Chapitre 1

216 6 22
                                    

A tous ceux qui ont continué d'espérer,

" Je suis ordinairement bizarre"
- Janis Joplin




PARTIE 1

"Il n'y a pas de hasard, il n'y a que des rendez-vous"

- Paul Eluard



Elie

11 mois avant l'université, avant la liberté.

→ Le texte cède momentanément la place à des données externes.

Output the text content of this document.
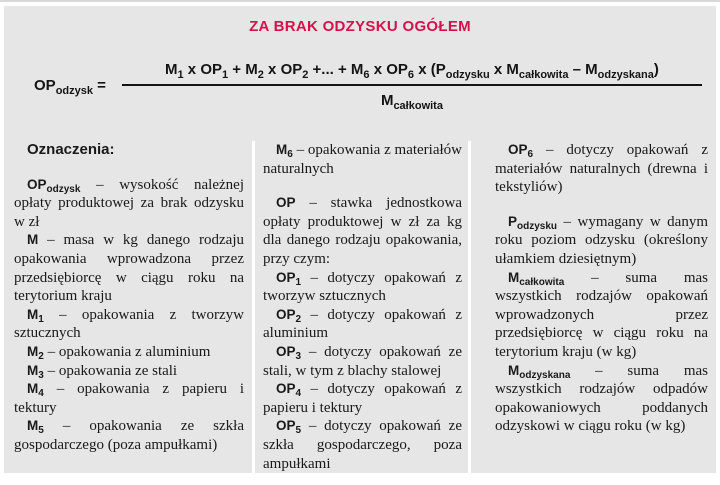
ZA BRAK ODZYSKU OGÓŁEM
$OP_{odzysk}$ =
$M_1$ x $OP_1 + M_2$ x $OP_2$ +... + $M_6$ x $OP_6$ x ($P_{odzysku}$ x $M_{całkowita} - M_{odzyskana}$)
$M_{całkowita}$
Oznaczenia:

$OP_{odzysk}$ – wysokość należnej opłaty produktowej za brak odzysku w zł

M – masa w kg danego rodzaju opakowania wprowadzona przez przedsiębiorcę w ciągu roku na terytorium kraju

$M_1$ – opakowania z tworzyw sztucznych

$M_2$ – opakowania z aluminium

$M_3$ – opakowania ze stali

$M_4$ – opakowania z papieru i tektury

$M_5$ – opakowania ze szkła gospodarczego (poza ampułkami)

$M_6$ – opakowania z materiałów naturalnych

OP – stawka jednostkowa opłaty produktowej w zł za kg dla danego rodzaju opakowania, przy czym:

$OP_1$ – dotyczy opakowań z tworzyw sztucznych

$OP_2$ – dotyczy opakowań z aluminium

$OP_3$ – dotyczy opakowań ze stali, w tym z blachy stalowej

$OP_4$ – dotyczy opakowań z papieru i tektury

$OP_5$ – dotyczy opakowań ze szkła gospodarczego, poza ampułkami

$OP_6$ – dotyczy opakowań z materiałów naturalnych (drewna i tekstyliów)

$P_{odzysku}$ – wymagany w danym roku poziom odzysku (określony ułamkiem dziesiętnym)

$M_{całkowita}$ – suma mas wszystkich rodzajów opakowań wprowadzonych przez przedsiębiorcę w ciągu roku na terytorium kraju (w kg)

$M_{odzyskana}$ – suma mas wszystkich rodzajów odpadów opakowaniowych poddanych odzyskowi w ciągu roku (w kg)
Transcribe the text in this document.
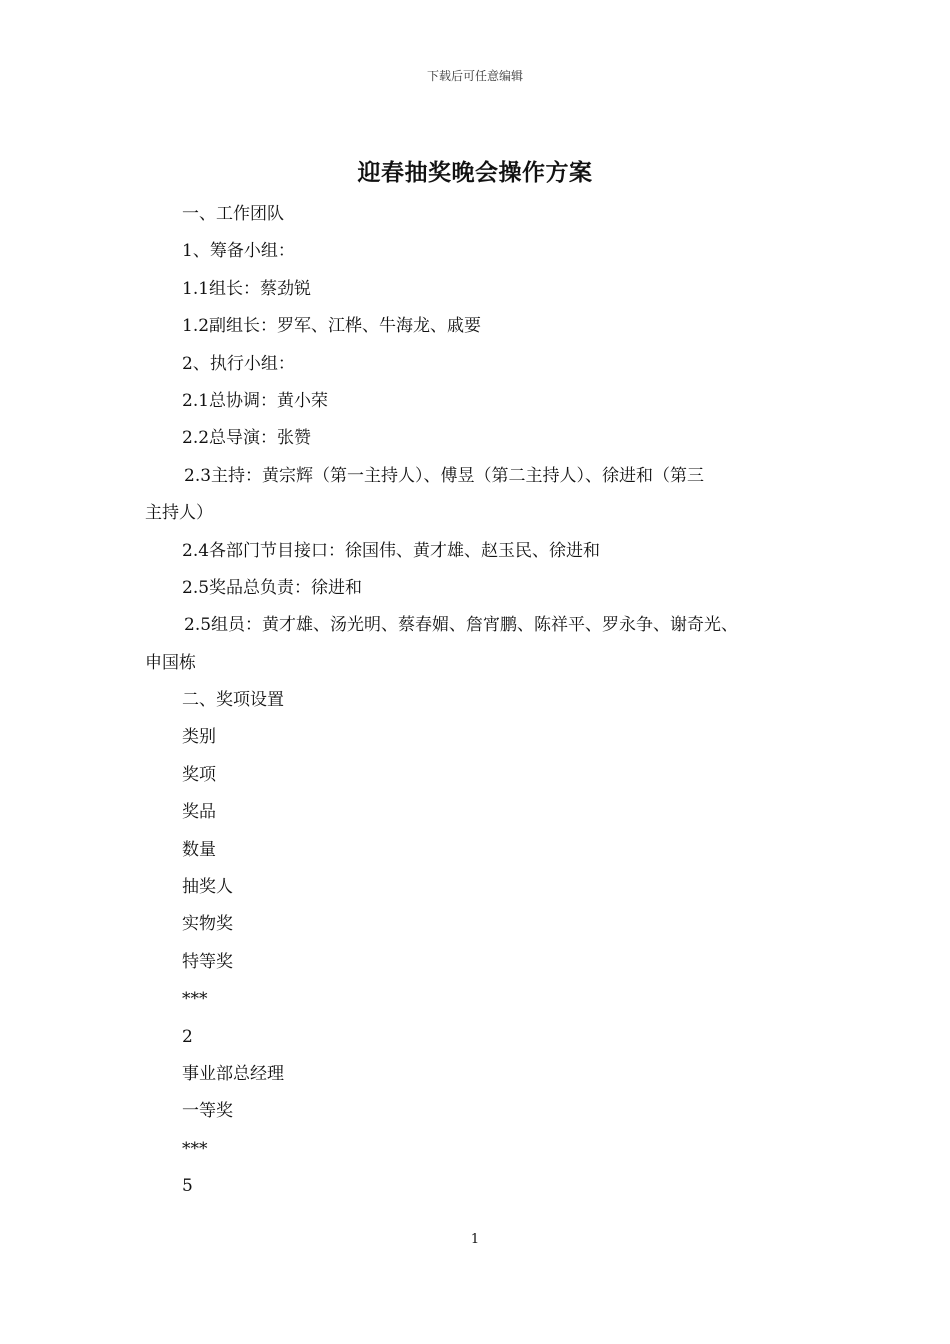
下载后可任意编辑
迎春抽奖晚会操作方案
一、工作团队
1、筹备小组：
1.1组长：蔡劲锐
1.2副组长：罗军、江桦、牛海龙、戚要
2、执行小组：
2.1总协调：黄小荣
2.2总导演：张赞
2.3主持：黄宗辉（第一主持人）、傅昱（第二主持人）、徐进和（第三
主持人）
2.4各部门节目接口：徐国伟、黄才雄、赵玉民、徐进和
2.5奖品总负责：徐进和
2.5组员：黄才雄、汤光明、蔡春媚、詹宵鹏、陈祥平、罗永争、谢奇光、
申国栋
二、奖项设置
类别
奖项
奖品
数量
抽奖人
实物奖
特等奖
***
2
事业部总经理
一等奖
***
5
1
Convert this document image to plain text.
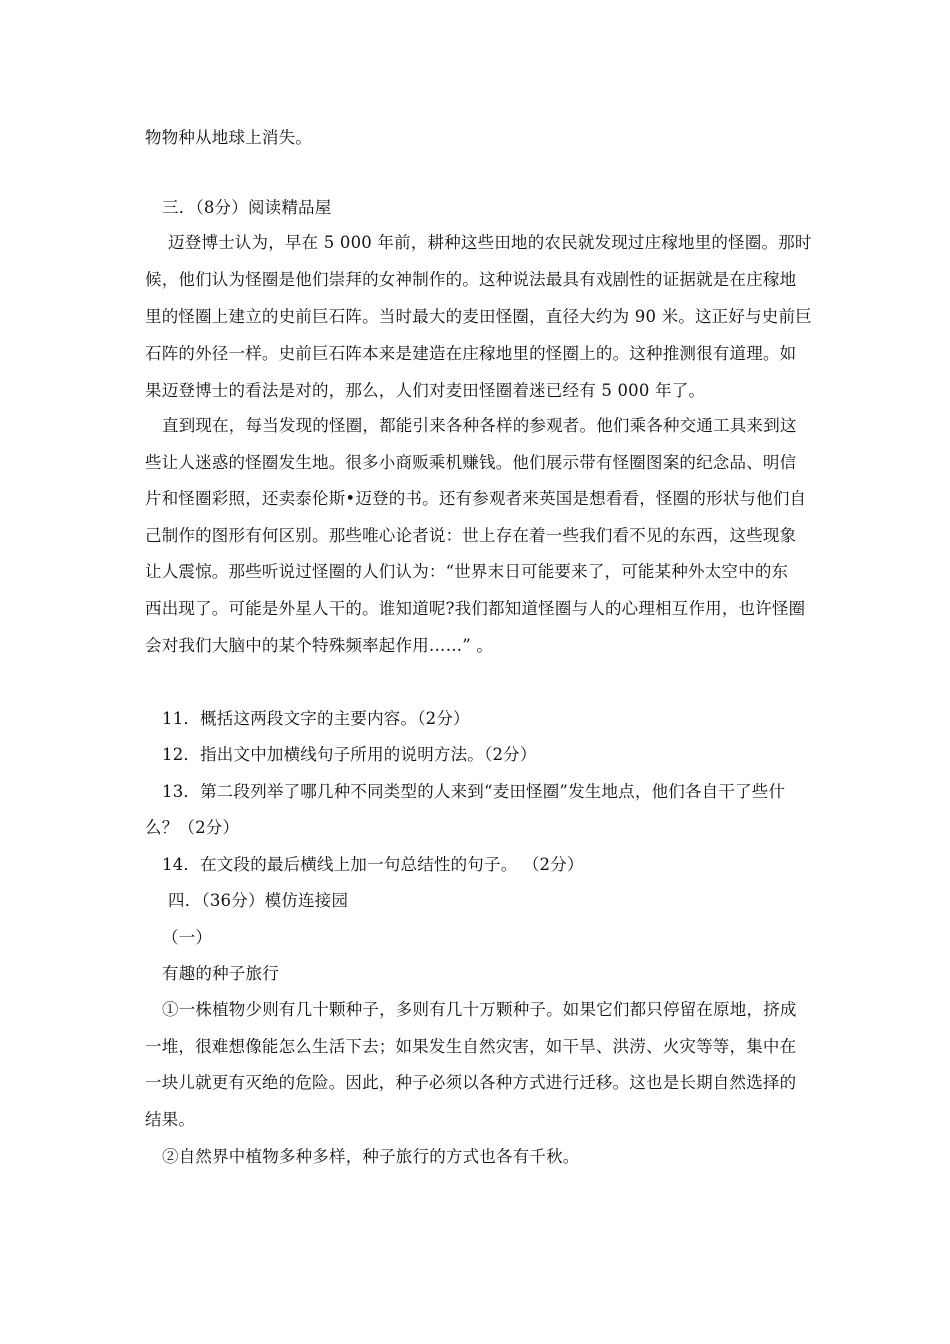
物物种从地球上消失。
三．（8分）阅读精品屋
迈登博士认为，早在 5 000 年前，耕种这些田地的农民就发现过庄稼地里的怪圈。那时
候，他们认为怪圈是他们崇拜的女神制作的。这种说法最具有戏剧性的证据就是在庄稼地
里的怪圈上建立的史前巨石阵。当时最大的麦田怪圈，直径大约为 90 米。这正好与史前巨
石阵的外径一样。史前巨石阵本来是建造在庄稼地里的怪圈上的。这种推测很有道理。如
果迈登博士的看法是对的，那么，人们对麦田怪圈着迷已经有 5 000 年了。
直到现在，每当发现的怪圈，都能引来各种各样的参观者。他们乘各种交通工具来到这
些让人迷惑的怪圈发生地。很多小商贩乘机赚钱。他们展示带有怪圈图案的纪念品、明信
片和怪圈彩照，还卖泰伦斯•迈登的书。还有参观者来英国是想看看，怪圈的形状与他们自
己制作的图形有何区别。那些唯心论者说：世上存在着一些我们看不见的东西，这些现象
让人震惊。那些听说过怪圈的人们认为：“世界末日可能要来了，可能某种外太空中的东
西出现了。可能是外星人干的。谁知道呢?我们都知道怪圈与人的心理相互作用，也许怪圈
会对我们大脑中的某个特殊频率起作用……” 。
11．概括这两段文字的主要内容。（2分）
12．指出文中加横线句子所用的说明方法。（2分）
13．第二段列举了哪几种不同类型的人来到“麦田怪圈”发生地点，他们各自干了些什
么？（2分）
14．在文段的最后横线上加一句总结性的句子。 （2分）
四．（36分）模仿连接园
（一）
有趣的种子旅行
①一株植物少则有几十颗种子，多则有几十万颗种子。如果它们都只停留在原地，挤成
一堆，很难想像能怎么生活下去；如果发生自然灾害，如干旱、洪涝、火灾等等，集中在
一块儿就更有灭绝的危险。因此，种子必须以各种方式进行迁移。这也是长期自然选择的
结果。
②自然界中植物多种多样，种子旅行的方式也各有千秋。
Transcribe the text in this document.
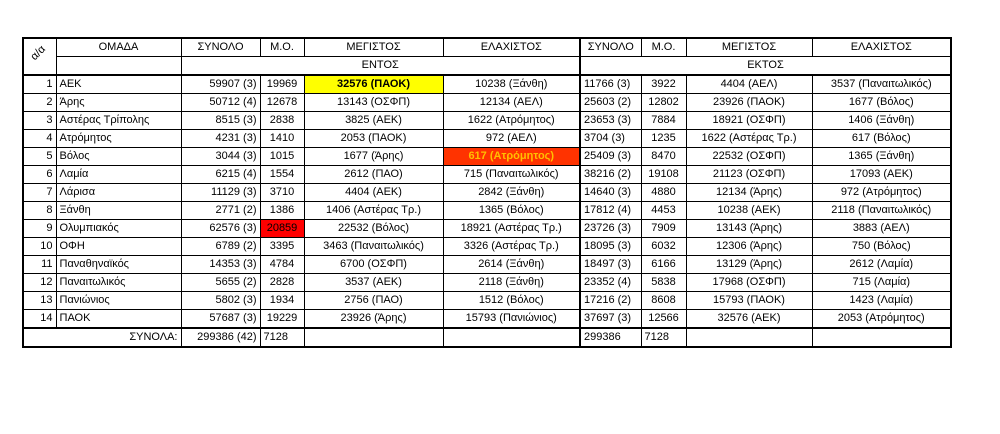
α/α	ΟΜΑΔΑ	ΣΥΝΟΛΟ	Μ.Ο.	ΜΕΓΙΣΤΟΣ	ΕΛΑΧΙΣΤΟΣ	ΣΥΝΟΛΟ	Μ.Ο.	ΜΕΓΙΣΤΟΣ	ΕΛΑΧΙΣΤΟΣ
		ΕΝΤΟΣ				ΕΚΤΟΣ			
1	ΑΕΚ	59907 (3)	19969	32576 (ΠΑΟΚ)	10238 (Ξάνθη)	11766 (3)	3922	4404 (ΑΕΛ)	3537 (Παναιτωλικός)
2	Άρης	50712 (4)	12678	13143 (ΟΣΦΠ)	12134 (ΑΕΛ)	25603 (2)	12802	23926 (ΠΑΟΚ)	1677 (Βόλος)
3	Αστέρας Τρίπολης	8515 (3)	2838	3825 (ΑΕΚ)	1622 (Ατρόμητος)	23653 (3)	7884	18921 (ΟΣΦΠ)	1406 (Ξάνθη)
4	Ατρόμητος	4231 (3)	1410	2053 (ΠΑΟΚ)	972 (ΑΕΛ)	3704 (3)	1235	1622 (Αστέρας Τρ.)	617 (Βόλος)
5	Βόλος	3044 (3)	1015	1677 (Άρης)	617 (Ατρόμητος)	25409 (3)	8470	22532 (ΟΣΦΠ)	1365 (Ξάνθη)
6	Λαμία	6215 (4)	1554	2612 (ΠΑΟ)	715 (Παναιτωλικός)	38216 (2)	19108	21123 (ΟΣΦΠ)	17093 (ΑΕΚ)
7	Λάρισα	11129 (3)	3710	4404 (ΑΕΚ)	2842 (Ξάνθη)	14640 (3)	4880	12134 (Άρης)	972 (Ατρόμητος)
8	Ξάνθη	2771 (2)	1386	1406 (Αστέρας Τρ.)	1365 (Βόλος)	17812 (4)	4453	10238 (ΑΕΚ)	2118 (Παναιτωλικός)
9	Ολυμπιακός	62576 (3)	20859	22532 (Βόλος)	18921 (Αστέρας Τρ.)	23726 (3)	7909	13143 (Άρης)	3883 (ΑΕΛ)
10	ΟΦΗ	6789 (2)	3395	3463 (Παναιτωλικός)	3326 (Αστέρας Τρ.)	18095 (3)	6032	12306 (Άρης)	750 (Βόλος)
11	Παναθηναϊκός	14353 (3)	4784	6700 (ΟΣΦΠ)	2614 (Ξάνθη)	18497 (3)	6166	13129 (Άρης)	2612 (Λαμία)
12	Παναιτωλικός	5655 (2)	2828	3537 (ΑΕΚ)	2118 (Ξάνθη)	23352 (4)	5838	17968 (ΟΣΦΠ)	715 (Λαμία)
13	Πανιώνιος	5802 (3)	1934	2756 (ΠΑΟ)	1512 (Βόλος)	17216 (2)	8608	15793 (ΠΑΟΚ)	1423 (Λαμία)
14	ΠΑΟΚ	57687 (3)	19229	23926 (Άρης)	15793 (Πανιώνιος)	37697 (3)	12566	32576 (ΑΕΚ)	2053 (Ατρόμητος)
ΣΥΝΟΛΑ:		299386 (42)	7128			299386	7128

Aujourd'hui est un jour comme les autres, j'ai mangé, j'ai bu,... enfin vous voyez quoi. Si ma grand-mère était toujours de ce monde, elle m'aurait dit : « Aucune journée n'est ordinaire, il se passe toujours quelque chose ». Si tu veux, mamie, mais là il est dix heures du soir, je doute qu'il se passe encore quelque chose qui sorte de la routine. Mon frère est toujours au boulot, il travaille dans un restaurant gastronomique. Cette après-midi, je suis rentrée plus tôt que d'habitude et il n'était pas là mais par contre le ménage était fait. Il a tendance à être maniaque. Il doit tenir de ma mère. Ma mère. C'est une grande histoire d'amour entre elle, mon frère et moi. C'est sarcastique bien sûr, surtout me concernant car mon frère, lui, déteste les conflits. Eh oui malheureusement, c'est un gros fayot.

Revenons à ma mère, je suis sûre que vous la connaissez, la fameuse Serena Thompson, grande directrice de sa propre maison de presse, elle couvre entre autres les événements de la Maison Blanche : oui, oui vous avez bien lu, elle travaille avec le Président. En ce moment même, elle doit être en haut de sa tour de verre telle une princesse qui attend son prince charmant. Non. Telle une sorcière qui prépare un nouveau coup bas pour ses enfants. J'ai vite compris que c'était ce genre de femme quand j'avais quatre ans et qu'elle a « oublié » de venir me chercher à l'école le lendemain d'une soirée affreuse où elle avait pété un plomb à cause d'une mauvaise note. Cet événement a été le premier d'une longue série. Elle a fini par se délester de ce qu'il lui restait de ses fonctions de mère il n'y a pas longtemps. Elle nous a acheté un appartement à mon frère et à moi, dans un quartier pourri, attention à ne pas trop donner hein maman. A force avec mon frère, depuis qu'on est émancipés, on a instauré une routine tranquille sans vraiment compter sur l'aide de notre chère maman pas poule ! La seule chose qui nous prouve qu'elle ne nous a pas oubliés, c'est le versement qu'elle fait tous les 3 mois qui nous permet au moins de nous nourrir.

Je ferme mon journal et le range à côté des 14 autres que j'ai rédigés. C'est devenu une tradition. Quand j'ai commencé à apprendre à écrire, je racontais mes journées dans des carnets que ma mère gardait dans son bureau, des caisses entières de carnets de toutes les couleurs. J'en ai pris deux caisses lors du déménagement. Le silence est la seule chose qui résonne dans la maison, ce qui m'aide pour rédiger la dissertation pour le cours de français : l'histoire de Simone de Beauvoir en vingt dates clés. Passionnant. La sonnerie de mon téléphone vient troubler le silence. Je ne pourrai donc jamais finir cette foutue dissertation ! Je décroche sans même regarder qui m'appelle. Une voix grave et sûrement empreinte d'alcool me répond.

-Oui, bonsoir, s'exclame l'homme avant que je ne coupe la communication, j'aimerais parler à Elie Thompson ?

-C'est moi, si c'est encore pour vendre des trucs, excusez-moi, mais j'en ai rien à foutre. Donc au revoir !

-Non, non ! Attendez ! insiste le gars à la voix grave.

-Je vous écoute, réponds-je avec une pointe d'agacement dans la voix.